Despite orders for the aircraft, the company announced in August 2008 that development of the Eclipse 400 was on hold and it had not started the certification process. The company declared it had not spent any of the deposit money for the Eclipse 400, but the deposits were later the subject of legal action.

On Wednesday, August 20, 2008, Hampson Aerospace closed its Grand Prairie production plant, leaving Eclipse without a supplier of tail sections.

On August 22, 2008, Eclipse announced that it would be laying off 650 of its workforce of 1800 people (38% of its work force) and a week later Pratt & Whitney Canada repossessed 24 engines sold to Eclipse.

From August 2008 onwards, several customers filed lawsuits against the company for failure to return deposits for canceled and delayed orders. The company indicated that it needed more funding to be in a position to return deposits.

On September 19, 2008, Eclipse's largest customer, DayJet, representing 1400 orders for the Eclipse 500, ceased flying operations for financial reasons.

Eclipse Aviation announced on September 23, 2008, that it would establish a factory in Ulyanovsk, Russia to assemble the Eclipse 500, but then halted production of the 500 in October 2008, with the company indicating that it lacked funds to continue production or refund customer deposits.

===Bankruptcy and liquidation===
On November 21, 2008, the company announced that it had achieved EASA certification for the 500 and then just four days later, on November 25, 2008, filed for Chapter 11 bankruptcy protection. The company was "seeking court approval for debtor-in-possession financing and procedures for the sale of substantially all of its assets under Section 363 of the U.S. Bankruptcy Code." The company also stated that it had found a buyer for its assets, EclipseJet Aviation International, an affiliate of ETIRC Aviation, the company with significant investments in Eclipse.

Bankruptcy documents indicated that a total of $702.6 million was owed. The court documents filed suggested that the bankruptcy occurred because the company "continued to lose larger than expected sums of money on each aircraft manufactured and has not reached cash flow positive in its operations." Total company liabilities were estimated at over $1 billion. At the time of bankruptcy filing on November 25, 2008 Eclipse had delivered 259 EA500s.

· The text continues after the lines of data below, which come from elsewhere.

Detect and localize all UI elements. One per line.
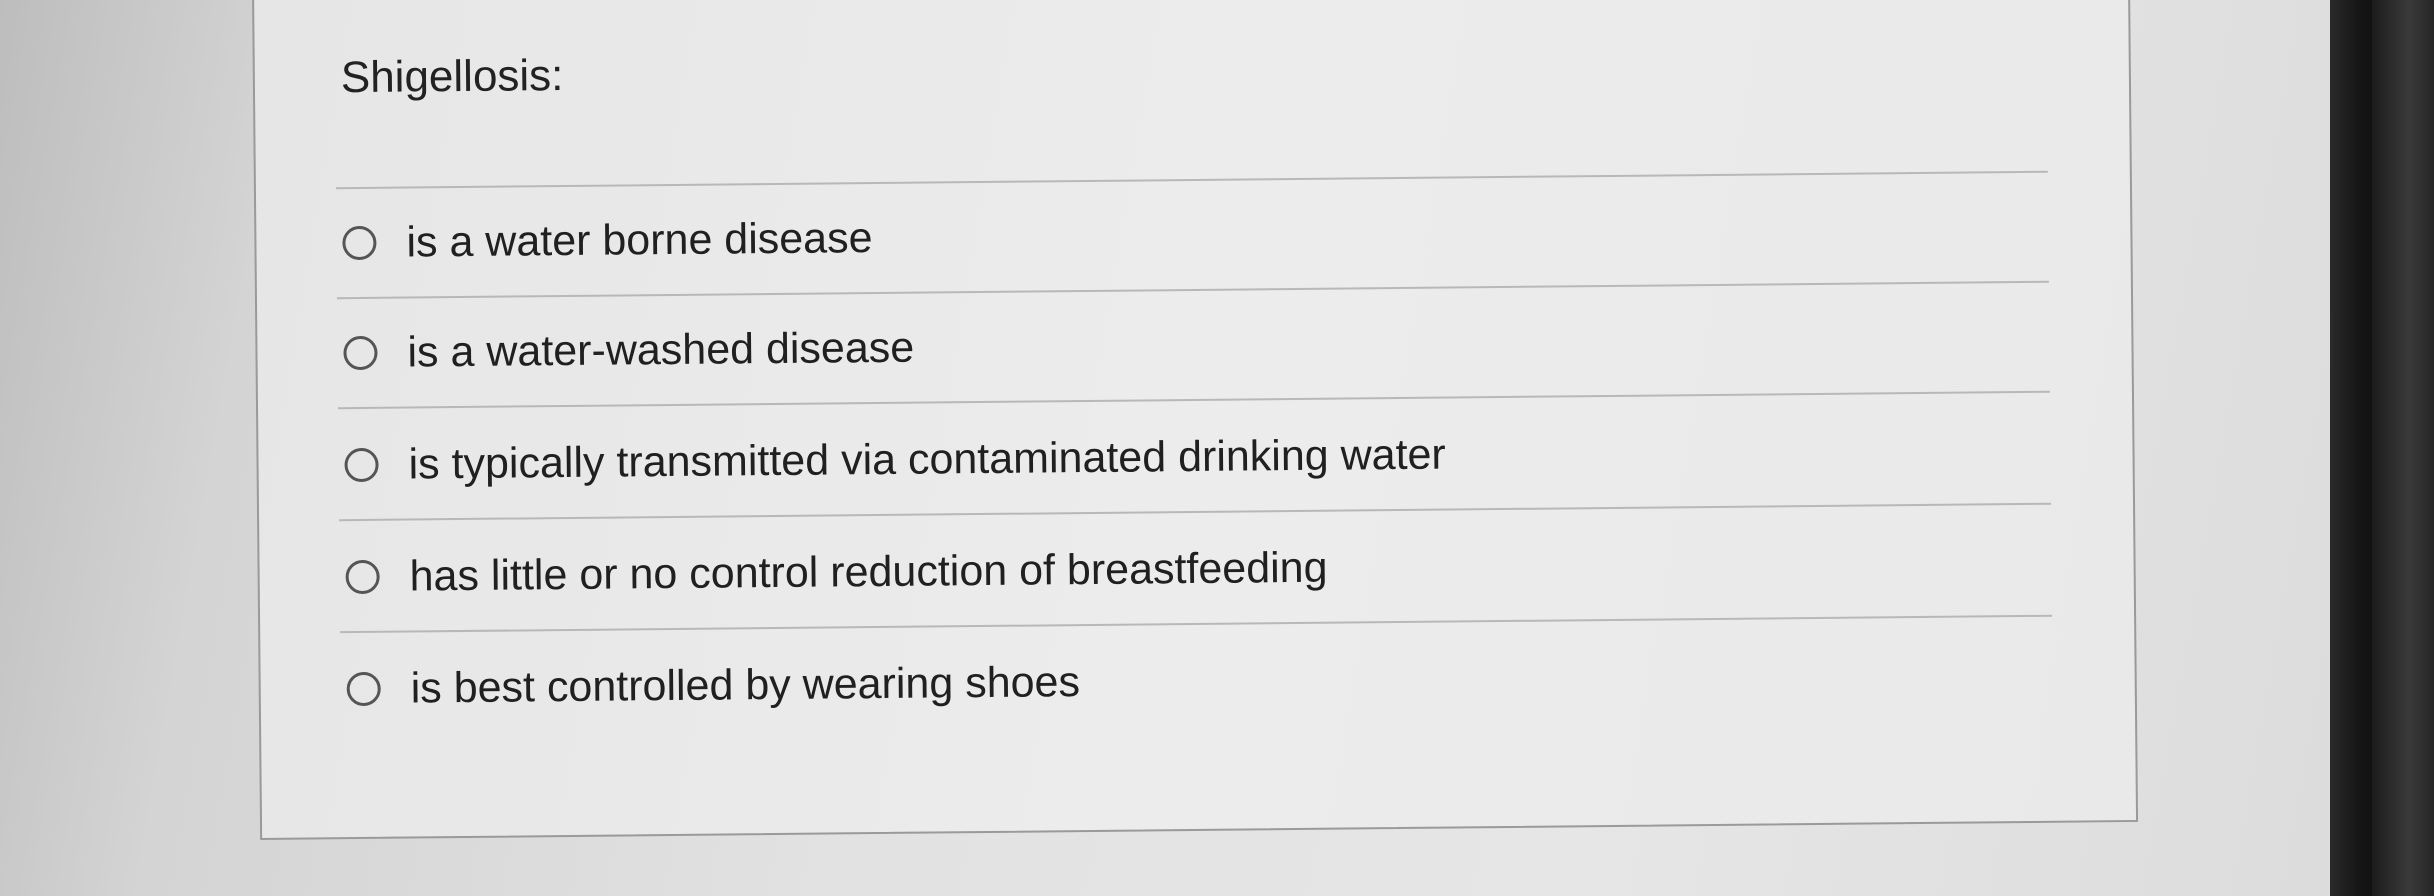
- option-label: is typically transmitted via contaminate…: [408, 430, 1446, 489]
- divider: [340, 614, 2053, 634]
- divider: [338, 390, 2050, 410]
- question-card: Shigellosis: is a water borne disease is…: [252, 0, 2139, 840]
- option-label: is best controlled by wearing shoes: [410, 657, 1081, 713]
- radio-button[interactable]: [343, 335, 378, 371]
- answer-option-3[interactable]: is typically transmitted via contaminate…: [344, 425, 1446, 496]
- radio-button[interactable]: [345, 559, 380, 595]
- answer-option-2[interactable]: is a water-washed disease: [343, 318, 914, 383]
- option-label: is a water-washed disease: [407, 323, 915, 377]
- divider: [335, 170, 2048, 190]
- divider: [339, 502, 2052, 522]
- radio-button[interactable]: [346, 671, 381, 707]
- answer-option-5[interactable]: is best controlled by wearing shoes: [346, 652, 1080, 719]
- answer-option-1[interactable]: is a water borne disease: [342, 208, 873, 273]
- option-label: is a water borne disease: [406, 213, 873, 267]
- monitor-bezel-edge: [2372, 0, 2434, 896]
- radio-button[interactable]: [342, 225, 377, 261]
- radio-button[interactable]: [344, 447, 379, 483]
- answer-option-4[interactable]: has little or no control reduction of br…: [345, 538, 1328, 607]
- option-label: has little or no control reduction of br…: [409, 543, 1328, 601]
- question-text: Shigellosis:: [340, 51, 564, 103]
- divider: [336, 280, 2049, 300]
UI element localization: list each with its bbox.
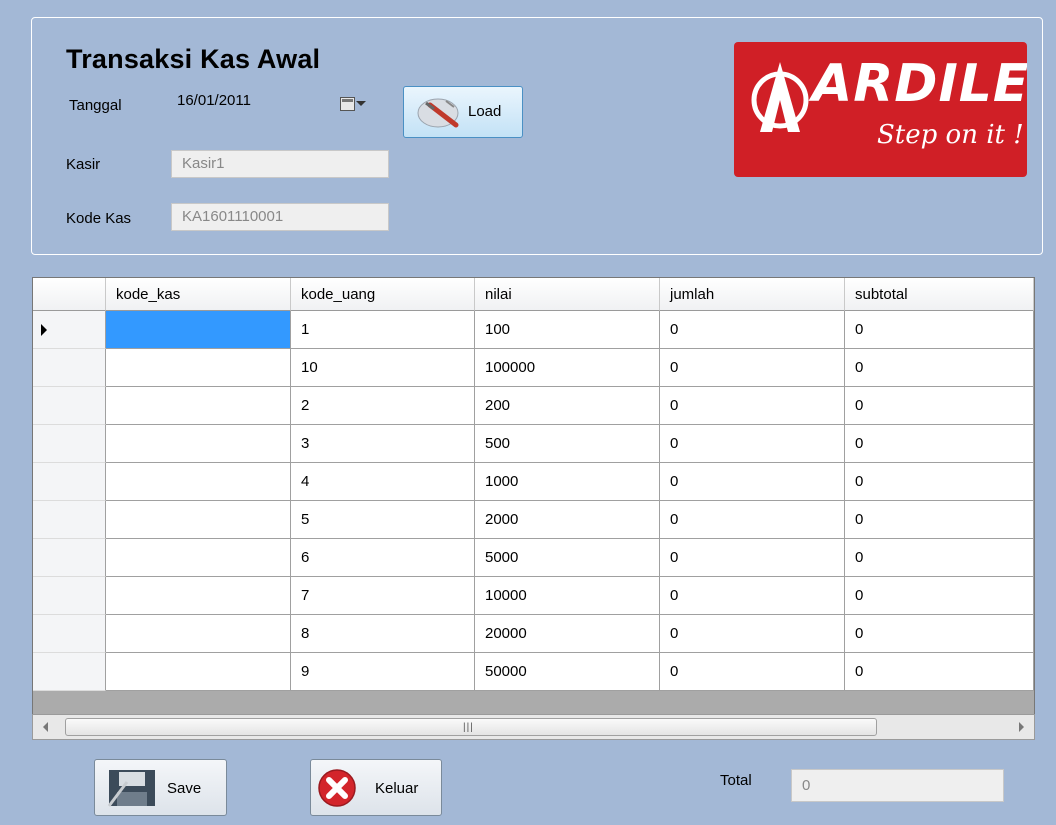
cell-kode-uang[interactable]: 9: [291, 653, 475, 691]
cell-kode-kas[interactable]: [106, 539, 291, 577]
cell-kode-kas[interactable]: [106, 311, 291, 349]
ardiles-logo: ARDILES Step on it !: [734, 42, 1027, 177]
cell-subtotal[interactable]: 0: [845, 387, 1034, 425]
cell-kode-uang[interactable]: 4: [291, 463, 475, 501]
save-label: Save: [167, 780, 202, 797]
cell-subtotal[interactable]: 0: [845, 311, 1034, 349]
column-header-kode-uang[interactable]: kode_uang: [291, 278, 475, 311]
cell-subtotal[interactable]: 0: [845, 653, 1034, 691]
cell-kode-uang[interactable]: 2: [291, 387, 475, 425]
cell-kode-kas[interactable]: [106, 463, 291, 501]
cell-kode-kas[interactable]: [106, 349, 291, 387]
row-header[interactable]: [33, 501, 106, 539]
total-label: Total: [720, 772, 752, 789]
logo-brand-text: ARDILES: [812, 54, 1027, 114]
cell-jumlah[interactable]: 0: [660, 311, 845, 349]
cell-nilai[interactable]: 10000: [475, 577, 660, 615]
cell-kode-kas[interactable]: [106, 425, 291, 463]
cell-kode-uang[interactable]: 1: [291, 311, 475, 349]
row-header[interactable]: [33, 463, 106, 501]
cell-subtotal[interactable]: 0: [845, 349, 1034, 387]
row-header[interactable]: [33, 311, 106, 349]
current-row-arrow-icon: [41, 324, 47, 336]
row-header[interactable]: [33, 387, 106, 425]
plug-icon: [416, 95, 468, 135]
page-title: Transaksi Kas Awal: [66, 44, 321, 74]
close-icon: [317, 768, 357, 812]
save-icon: [107, 768, 157, 812]
data-grid[interactable]: kode_kas kode_uang nilai jumlah subtotal…: [32, 277, 1035, 737]
cell-kode-kas[interactable]: [106, 387, 291, 425]
cell-subtotal[interactable]: 0: [845, 615, 1034, 653]
scroll-left-icon[interactable]: [43, 722, 48, 732]
kode-kas-label: Kode Kas: [66, 210, 132, 227]
row-header[interactable]: [33, 653, 106, 691]
cell-nilai[interactable]: 20000: [475, 615, 660, 653]
tanggal-datepicker[interactable]: 16/01/2011: [171, 92, 391, 120]
horizontal-scrollbar[interactable]: |||: [32, 714, 1035, 740]
row-header[interactable]: [33, 615, 106, 653]
cell-kode-uang[interactable]: 10: [291, 349, 475, 387]
chevron-down-icon[interactable]: [356, 101, 366, 106]
kas-awal-window: Transaksi Kas Awal Tanggal 16/01/2011 Lo…: [0, 0, 1056, 825]
cell-jumlah[interactable]: 0: [660, 615, 845, 653]
cell-kode-uang[interactable]: 3: [291, 425, 475, 463]
cell-kode-kas[interactable]: [106, 577, 291, 615]
cell-jumlah[interactable]: 0: [660, 349, 845, 387]
cell-nilai[interactable]: 200: [475, 387, 660, 425]
cell-subtotal[interactable]: 0: [845, 577, 1034, 615]
row-header[interactable]: [33, 349, 106, 387]
load-button[interactable]: Load: [403, 86, 523, 138]
cell-kode-kas[interactable]: [106, 615, 291, 653]
cell-nilai[interactable]: 1000: [475, 463, 660, 501]
total-field[interactable]: 0: [791, 769, 1004, 802]
column-header-nilai[interactable]: nilai: [475, 278, 660, 311]
cell-subtotal[interactable]: 0: [845, 539, 1034, 577]
row-header[interactable]: [33, 577, 106, 615]
cell-kode-uang[interactable]: 7: [291, 577, 475, 615]
cell-nilai[interactable]: 2000: [475, 501, 660, 539]
cell-jumlah[interactable]: 0: [660, 539, 845, 577]
row-header[interactable]: [33, 425, 106, 463]
cell-nilai[interactable]: 5000: [475, 539, 660, 577]
cell-jumlah[interactable]: 0: [660, 387, 845, 425]
cell-kode-uang[interactable]: 5: [291, 501, 475, 539]
column-header-subtotal[interactable]: subtotal: [845, 278, 1034, 311]
cell-jumlah[interactable]: 0: [660, 463, 845, 501]
save-button[interactable]: Save: [94, 759, 227, 816]
row-header[interactable]: [33, 539, 106, 577]
cell-subtotal[interactable]: 0: [845, 425, 1034, 463]
cell-kode-uang[interactable]: 8: [291, 615, 475, 653]
cell-kode-uang[interactable]: 6: [291, 539, 475, 577]
load-label: Load: [468, 103, 502, 120]
cell-jumlah[interactable]: 0: [660, 653, 845, 691]
cell-jumlah[interactable]: 0: [660, 501, 845, 539]
cell-kode-kas[interactable]: [106, 653, 291, 691]
tanggal-value: 16/01/2011: [177, 92, 251, 109]
column-header-kode-kas[interactable]: kode_kas: [106, 278, 291, 311]
cell-nilai[interactable]: 500: [475, 425, 660, 463]
kasir-field[interactable]: Kasir1: [171, 150, 389, 178]
cell-jumlah[interactable]: 0: [660, 425, 845, 463]
cell-kode-kas[interactable]: [106, 501, 291, 539]
grid-corner-header[interactable]: [33, 278, 106, 311]
keluar-button[interactable]: Keluar: [310, 759, 442, 816]
column-header-jumlah[interactable]: jumlah: [660, 278, 845, 311]
cell-subtotal[interactable]: 0: [845, 463, 1034, 501]
cell-nilai[interactable]: 50000: [475, 653, 660, 691]
cell-nilai[interactable]: 100: [475, 311, 660, 349]
kode-kas-field[interactable]: KA1601110001: [171, 203, 389, 231]
logo-mark-icon: [751, 62, 809, 132]
scroll-thumb[interactable]: |||: [65, 718, 877, 736]
cell-nilai[interactable]: 100000: [475, 349, 660, 387]
grip-icon: |||: [463, 722, 474, 733]
kasir-label: Kasir: [66, 156, 101, 173]
keluar-label: Keluar: [375, 780, 419, 797]
calendar-icon[interactable]: [340, 97, 355, 111]
scroll-right-icon[interactable]: [1019, 722, 1024, 732]
cell-jumlah[interactable]: 0: [660, 577, 845, 615]
logo-slogan-text: Step on it !: [877, 120, 1024, 150]
tanggal-label: Tanggal: [69, 97, 122, 114]
cell-subtotal[interactable]: 0: [845, 501, 1034, 539]
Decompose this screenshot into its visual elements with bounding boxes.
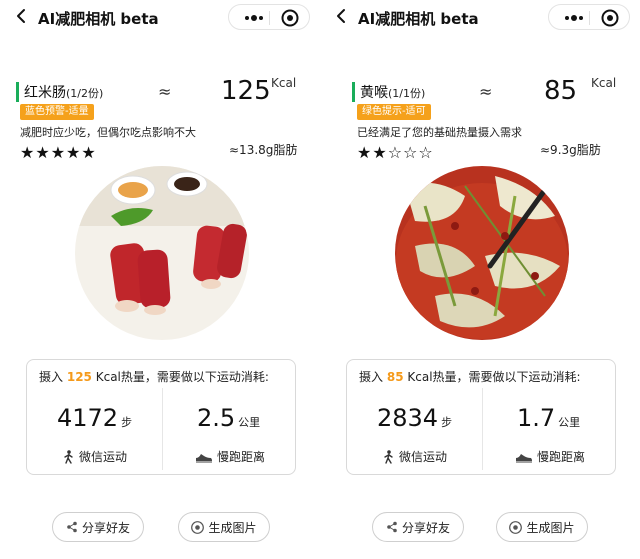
share-button[interactable]: 分享好友 [52, 512, 144, 542]
running-shoe-icon [196, 453, 212, 462]
approx-sign: ≈ [479, 82, 493, 101]
exercise-heading: 摄入 125 Kcal热量，需要做以下运动消耗: [39, 368, 269, 385]
record-target-icon[interactable] [601, 9, 619, 27]
fat-amount: ≈13.8g脂肪 [229, 143, 298, 157]
kcal-unit: Kcal [591, 76, 617, 90]
kcal-value: 125 [221, 76, 271, 106]
capsule-divider [269, 11, 270, 25]
distance-value: 2.5 [197, 404, 236, 432]
exercise-card: 摄入 85 Kcal热量，需要做以下运动消耗: 2834 步 1.7 公里 微信运动… [346, 359, 616, 475]
steps-unit: 步 [441, 416, 453, 429]
generate-button-label: 生成图片 [526, 520, 575, 535]
result-panel-left: AI减肥相机 beta 红米肠(1/2份) 蓝色预警-适量 ≈ 125 Kcal… [0, 0, 320, 559]
food-photo [75, 166, 249, 340]
walking-person-icon [384, 449, 393, 464]
steps-metric: 4172 步 [57, 404, 132, 432]
health-tag: 绿色提示-适可 [357, 104, 431, 120]
card-divider [162, 388, 163, 470]
top-bar: AI减肥相机 beta [0, 0, 320, 34]
diet-advice: 已经满足了您的基础热量摄入需求 [357, 126, 522, 139]
share-button[interactable]: 分享好友 [372, 512, 464, 542]
exercise-heading-prefix: 摄入 [359, 370, 384, 384]
distance-unit: 公里 [238, 416, 261, 429]
share-icon [67, 521, 77, 533]
distance-metric: 1.7 公里 [517, 404, 580, 432]
exercise-heading-prefix: 摄入 [39, 370, 64, 384]
generate-button-label: 生成图片 [208, 520, 257, 535]
steps-label: 微信运动 [63, 448, 127, 465]
steps-label-text: 微信运动 [79, 450, 128, 464]
exercise-kcal: 85 [386, 370, 404, 384]
camera-icon [509, 520, 523, 534]
steps-metric: 2834 步 [377, 404, 452, 432]
running-shoe-icon [516, 453, 532, 462]
camera-icon [191, 520, 205, 534]
fat-amount: ≈9.3g脂肪 [540, 143, 601, 157]
distance-unit: 公里 [558, 416, 581, 429]
walking-person-icon [64, 449, 73, 464]
distance-value: 1.7 [517, 404, 556, 432]
kcal-unit: Kcal [271, 76, 297, 90]
steps-value: 2834 [377, 404, 439, 432]
app-title: AI减肥相机 beta [358, 10, 479, 28]
more-dots-icon[interactable] [559, 10, 589, 26]
distance-label: 慢跑距离 [515, 448, 585, 465]
share-button-label: 分享好友 [401, 520, 450, 535]
back-icon[interactable] [12, 6, 32, 26]
record-target-icon[interactable] [281, 9, 299, 27]
approx-sign: ≈ [158, 82, 172, 101]
rating-stars: ★★☆☆☆ [357, 143, 434, 162]
exercise-heading-suffix: Kcal热量，需要做以下运动消耗: [95, 370, 269, 384]
capsule-divider [589, 11, 590, 25]
distance-metric: 2.5 公里 [197, 404, 260, 432]
food-name-row: 黄喉(1/1份) [352, 82, 425, 102]
food-portion: (1/1份) [388, 87, 426, 100]
food-name-row: 红米肠(1/2份) [16, 82, 103, 102]
card-divider [482, 388, 483, 470]
steps-unit: 步 [121, 416, 133, 429]
result-panel-right: AI减肥相机 beta 黄喉(1/1份) 绿色提示-适可 ≈ 85 Kcal 已… [320, 0, 640, 559]
mini-program-capsule [548, 4, 630, 30]
steps-value: 4172 [57, 404, 119, 432]
app-title: AI减肥相机 beta [38, 10, 159, 28]
health-tag: 蓝色预警-适量 [20, 104, 94, 120]
steps-label-text: 微信运动 [399, 450, 448, 464]
distance-label-text: 慢跑距离 [537, 450, 586, 464]
rating-stars: ★★★★★ [20, 143, 97, 162]
food-portion: (1/2份) [66, 87, 104, 100]
back-icon[interactable] [332, 6, 352, 26]
distance-label-text: 慢跑距离 [217, 450, 266, 464]
diet-advice: 减肥时应少吃，但偶尔吃点影响不大 [20, 126, 196, 139]
top-bar: AI减肥相机 beta [320, 0, 640, 34]
exercise-card: 摄入 125 Kcal热量，需要做以下运动消耗: 4172 步 2.5 公里 微信运… [26, 359, 296, 475]
food-photo [395, 166, 569, 340]
food-name: 黄喉 [360, 85, 388, 101]
steps-label: 微信运动 [383, 448, 447, 465]
generate-image-button[interactable]: 生成图片 [178, 512, 270, 542]
exercise-heading-suffix: Kcal热量，需要做以下运动消耗: [407, 370, 581, 384]
more-dots-icon[interactable] [239, 10, 269, 26]
distance-label: 慢跑距离 [195, 448, 265, 465]
food-name: 红米肠 [24, 85, 66, 101]
share-button-label: 分享好友 [81, 520, 130, 535]
kcal-value: 85 [544, 76, 578, 106]
exercise-kcal: 125 [66, 370, 92, 384]
share-icon [387, 521, 397, 533]
generate-image-button[interactable]: 生成图片 [496, 512, 588, 542]
exercise-heading: 摄入 85 Kcal热量，需要做以下运动消耗: [359, 368, 581, 385]
mini-program-capsule [228, 4, 310, 30]
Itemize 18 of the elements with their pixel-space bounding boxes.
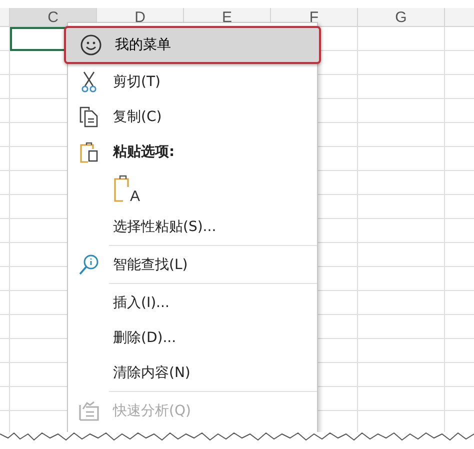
menu-section-header: 粘贴选项: [113, 142, 175, 160]
menu-item[interactable]: 剪切(T) [68, 64, 317, 99]
column-header[interactable]: G [358, 8, 445, 26]
clipboard-icon [79, 140, 99, 162]
menu-item[interactable]: 删除(D)... [68, 320, 317, 355]
column-header[interactable]: C [10, 8, 97, 26]
scissors-icon [81, 70, 97, 92]
clipboard-icon [113, 174, 131, 202]
menu-item[interactable]: 复制(C) [68, 99, 317, 134]
copy-icon [79, 106, 99, 128]
menu-item[interactable]: 智能查找(L) [68, 247, 317, 282]
menu-item[interactable]: 清除内容(N) [68, 355, 317, 390]
smiley-icon [80, 34, 102, 56]
menu-item[interactable]: 插入(I)... [68, 285, 317, 320]
menu-item[interactable]: 选择性粘贴(S)... [68, 209, 317, 244]
chart-icon [78, 400, 100, 420]
search-icon [78, 254, 100, 276]
menu-item[interactable]: 我的菜单 [64, 26, 321, 64]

On January 20, 2009, Federal Bankruptcy Court Judge Mary Walrath verbally approved the sale of the assets of Eclipse Aviation to EclipseJet Aviation International, headed by Eclipse Aviation's chairman, Roel Pieper, under Section 363 of the United States Bankruptcy Code. EclipseJet Aviation International was unable to secure the funding they had anticipated, and on February 24, 2009, a group of companies to whom Eclipse owed money applied to the court to force the unfinished Chapter 11 proceedings into Chapter 7, a move supported by the company management.

After a lengthy Chapter 7 process running from March to August 2009, only one bidder for the company's assets existed. Eclipse Aerospace, headed by Mike Press and Mason Holland, offered US$20M in cash and US$20M in new promissory notes, stating that they would locate the new company in the existing Eclipse facilities in Albuquerque. Eclipse Aerospace provided upgrades to the current Eclipse fleet and restarted production. Eclipse Aerospace was confirmed as the new owner of the assets of the former Eclipse Aviation on August 20, 2009, and opened for business on September 1, 2009. The company later merged to become One Aviation, and it subsequently went bankrupt in 2018.

==Other products==
Eclipse Aviation pioneered the use of friction stir welding in aircraft structures, using it extensively in the primary structure of the Eclipse 500.

Eclipse also developed PhostrEx, a fire suppression agent for use in aviation applications to replace halon, a greenhouse gas. Eclipse Aviation developed it for use aboard their Eclipse 500 jets, and it is now being marketed to other aviation manufacturers.